Blanche disparut dans un scintillement électrique. Cornélia resta à l’avant-garde, avec Mitaine, Gaspard et les autres soldats transformés, aux aguets. Ils franchirent la frontière en silence. Mis à part les étranges roues dorées qui jonchaient la zone, la ville semblait déserte, comme figée dans un éternel instant d'agonie.
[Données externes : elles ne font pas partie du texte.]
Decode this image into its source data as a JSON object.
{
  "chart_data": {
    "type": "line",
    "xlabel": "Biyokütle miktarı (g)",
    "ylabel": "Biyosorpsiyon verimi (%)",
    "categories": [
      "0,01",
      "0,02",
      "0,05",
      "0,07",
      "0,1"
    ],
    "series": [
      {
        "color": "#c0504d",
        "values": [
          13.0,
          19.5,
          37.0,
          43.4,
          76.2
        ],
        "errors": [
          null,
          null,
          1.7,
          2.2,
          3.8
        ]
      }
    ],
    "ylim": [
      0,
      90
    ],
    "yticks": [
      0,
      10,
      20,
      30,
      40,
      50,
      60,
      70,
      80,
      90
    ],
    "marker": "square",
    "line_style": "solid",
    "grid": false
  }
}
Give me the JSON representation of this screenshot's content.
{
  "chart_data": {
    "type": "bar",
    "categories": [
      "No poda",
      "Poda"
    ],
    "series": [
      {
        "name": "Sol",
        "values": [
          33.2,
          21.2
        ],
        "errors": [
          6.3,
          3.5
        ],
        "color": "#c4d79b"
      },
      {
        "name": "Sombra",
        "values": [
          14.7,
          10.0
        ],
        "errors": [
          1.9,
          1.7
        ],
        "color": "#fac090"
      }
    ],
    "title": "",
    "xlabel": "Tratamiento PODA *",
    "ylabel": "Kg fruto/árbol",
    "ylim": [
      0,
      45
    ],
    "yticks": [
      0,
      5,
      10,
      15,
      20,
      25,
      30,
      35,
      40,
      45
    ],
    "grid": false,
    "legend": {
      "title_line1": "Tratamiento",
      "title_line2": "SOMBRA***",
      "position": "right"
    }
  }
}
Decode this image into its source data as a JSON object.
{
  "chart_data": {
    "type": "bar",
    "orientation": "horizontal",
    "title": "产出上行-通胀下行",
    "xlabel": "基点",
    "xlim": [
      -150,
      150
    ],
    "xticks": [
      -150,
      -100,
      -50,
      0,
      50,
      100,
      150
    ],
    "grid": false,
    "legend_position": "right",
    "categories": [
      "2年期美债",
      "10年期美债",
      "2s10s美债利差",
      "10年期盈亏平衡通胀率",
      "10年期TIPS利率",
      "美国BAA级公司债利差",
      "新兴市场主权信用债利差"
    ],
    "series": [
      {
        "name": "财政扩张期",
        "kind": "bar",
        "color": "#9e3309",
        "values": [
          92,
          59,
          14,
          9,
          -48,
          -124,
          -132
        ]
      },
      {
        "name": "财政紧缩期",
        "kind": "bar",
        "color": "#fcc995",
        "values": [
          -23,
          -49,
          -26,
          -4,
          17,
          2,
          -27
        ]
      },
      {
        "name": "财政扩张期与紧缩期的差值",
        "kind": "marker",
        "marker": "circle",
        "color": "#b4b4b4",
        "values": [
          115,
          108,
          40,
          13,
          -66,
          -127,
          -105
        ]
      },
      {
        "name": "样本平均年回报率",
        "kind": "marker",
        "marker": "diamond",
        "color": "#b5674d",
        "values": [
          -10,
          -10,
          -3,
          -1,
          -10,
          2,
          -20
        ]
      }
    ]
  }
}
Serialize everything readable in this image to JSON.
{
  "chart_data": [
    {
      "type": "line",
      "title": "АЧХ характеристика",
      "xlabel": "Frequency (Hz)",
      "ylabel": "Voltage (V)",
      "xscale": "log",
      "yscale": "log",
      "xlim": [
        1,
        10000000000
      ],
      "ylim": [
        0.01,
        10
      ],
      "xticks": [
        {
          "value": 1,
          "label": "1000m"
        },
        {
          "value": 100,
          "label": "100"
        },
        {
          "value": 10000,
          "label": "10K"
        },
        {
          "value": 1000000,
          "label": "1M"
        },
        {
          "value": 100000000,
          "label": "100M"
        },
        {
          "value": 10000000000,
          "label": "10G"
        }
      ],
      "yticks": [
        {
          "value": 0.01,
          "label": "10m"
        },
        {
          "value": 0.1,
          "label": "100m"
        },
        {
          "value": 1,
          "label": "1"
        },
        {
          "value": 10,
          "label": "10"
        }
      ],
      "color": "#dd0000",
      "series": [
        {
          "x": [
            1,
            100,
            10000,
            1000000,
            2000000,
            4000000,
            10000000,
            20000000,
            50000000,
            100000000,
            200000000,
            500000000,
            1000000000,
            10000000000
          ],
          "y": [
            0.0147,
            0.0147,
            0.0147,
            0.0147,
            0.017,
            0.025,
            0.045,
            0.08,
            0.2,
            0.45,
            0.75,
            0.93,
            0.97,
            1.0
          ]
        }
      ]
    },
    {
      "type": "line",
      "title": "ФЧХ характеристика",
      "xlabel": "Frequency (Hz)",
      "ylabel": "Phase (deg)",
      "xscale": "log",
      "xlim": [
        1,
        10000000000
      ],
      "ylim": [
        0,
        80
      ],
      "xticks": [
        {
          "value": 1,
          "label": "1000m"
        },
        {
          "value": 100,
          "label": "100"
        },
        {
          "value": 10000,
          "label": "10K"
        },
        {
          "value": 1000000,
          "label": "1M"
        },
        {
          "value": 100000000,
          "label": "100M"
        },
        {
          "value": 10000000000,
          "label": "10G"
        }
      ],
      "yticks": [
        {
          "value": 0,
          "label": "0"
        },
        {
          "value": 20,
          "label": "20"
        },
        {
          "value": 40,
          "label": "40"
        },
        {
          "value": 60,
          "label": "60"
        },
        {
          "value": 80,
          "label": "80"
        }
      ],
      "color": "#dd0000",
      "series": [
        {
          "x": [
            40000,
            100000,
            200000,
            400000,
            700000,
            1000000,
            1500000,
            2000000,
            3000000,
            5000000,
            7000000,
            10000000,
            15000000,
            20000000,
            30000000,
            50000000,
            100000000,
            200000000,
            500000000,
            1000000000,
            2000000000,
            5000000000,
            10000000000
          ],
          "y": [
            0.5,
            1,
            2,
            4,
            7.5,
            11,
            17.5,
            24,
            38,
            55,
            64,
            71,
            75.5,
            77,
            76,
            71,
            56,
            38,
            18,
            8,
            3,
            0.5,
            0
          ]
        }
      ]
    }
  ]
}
Cornélia n’aimait pas ça du tout. Les archanges avaient eu largement le temps de les voir venir. Pourquoi n’y avait-il aucun comité d’accueil ?
Ils contournèrent un grand mur qui se dressait là comme un panneau colossal en béton armé. C'était celui que Blanche avait aperçu lors de sa ronde. « Dieu est mort, vous entrez en Sa sépulture. » clamait-il en lettres de sang. Tout le monde l’ignora soigneusement. La mise en garde sinistre disparut derrière eux avec la frontière. Cornélia se retourna pour voir l’Airavata une dernière fois : resté chez Homère, le titan blanc les regardait partir, silencieux sous ses nuages de pluie. Les rideaux d’averse qui l’entouraient brouillaient les lignes de ses trois têtes.
Au revoir, Homère, pensa Cornélia. J’espère que ton secteur vivra encore longtemps.
C’est à ce moment-là qu’elle réalisa qu’Iroël était toujours aux abonnés absents, et que personne n’avait semblé s’en apercevoir.